As importantly, Yang and Khanna appear unaware that the Republican Senate will not take up a comprehensive package - even the badly flawed one offered by the White House, because a significant faction of Senate Republicans don't want any comprehensive deal at all, because they believe it will deflate their base at a time when a bunch of red-state senators are endangered incumbents.

Khanna calls on Pelosi to make a deal so the "ball" can be put in "McConnell's" court, completely oblivious to the fact that the ball has already been in McConnell's court twice: once after the Democrats passed the $3.4 trillion package in May and then when they passed the $2.2 trillion compromise measure this month. For his part, McConnell has turned his court into a legislative graveyard.

After all, there is nothing preventing McConnell from taking up one of the House bills, amending it wholesale with what the White House wants and challenging the House to act.

Even if the Senate were to find time to address coronavirus relief by some miracle, it won't happen for weeks, as the first order of business in the Senate is confirming Trump's nomination of Amy Coney Barrett so that she can provide the fifth vote to strip health care protections away from hundreds of millions of Americans in the middle of a pandemic.

Because of the Senate schedule, there is simply no reason for the House to rush on a bill that will collect dust in the Senate for weeks even if it ever got a vote. The time is much better spent by Pelosi and House negotiators to try to get a better deal that meets the moment.

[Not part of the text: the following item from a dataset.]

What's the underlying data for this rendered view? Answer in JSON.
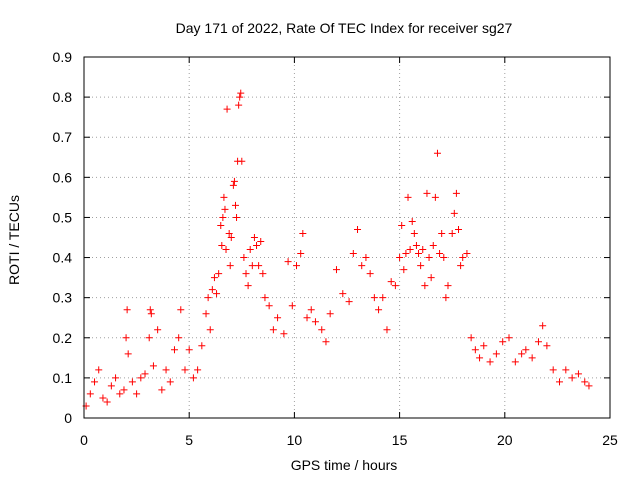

Yang and Khanna are as woefully unschooled at legislative dealmaking as the author of Art of the Deal. Nancy Pelosi is right. All Donald Trump wants is for checks to go out with his name on it for bragging rights right before the election. That's not a reason to stop the stimulus, but it does make Trump more eager to make a deal, worsening his negotiating position and strengthening possibility that Democrats can get a better deal. As I explained in a previous column, Speaker Pelosi is a maestro and wielding her power.

The one thing that gives me confidence is that so far, Khanna remains the only member of Congress to speak out of turn to undermine the Speaker.

Progressives - especially progressives in Congress - should learn to trust the woman who delivered the goods on priorities ranging from the Affordable Care Act to Donald Trump's impeachment. Undercutting her won't help anyone except Donald Trump. As Pelosi herself said in her interview with Wolf Blitzer, she does believe a deal is achievable.

If 'progressives' like Ro Khanna really want the best deal possible for the American people, they need to have the Speaker's back, not throw her under the bus.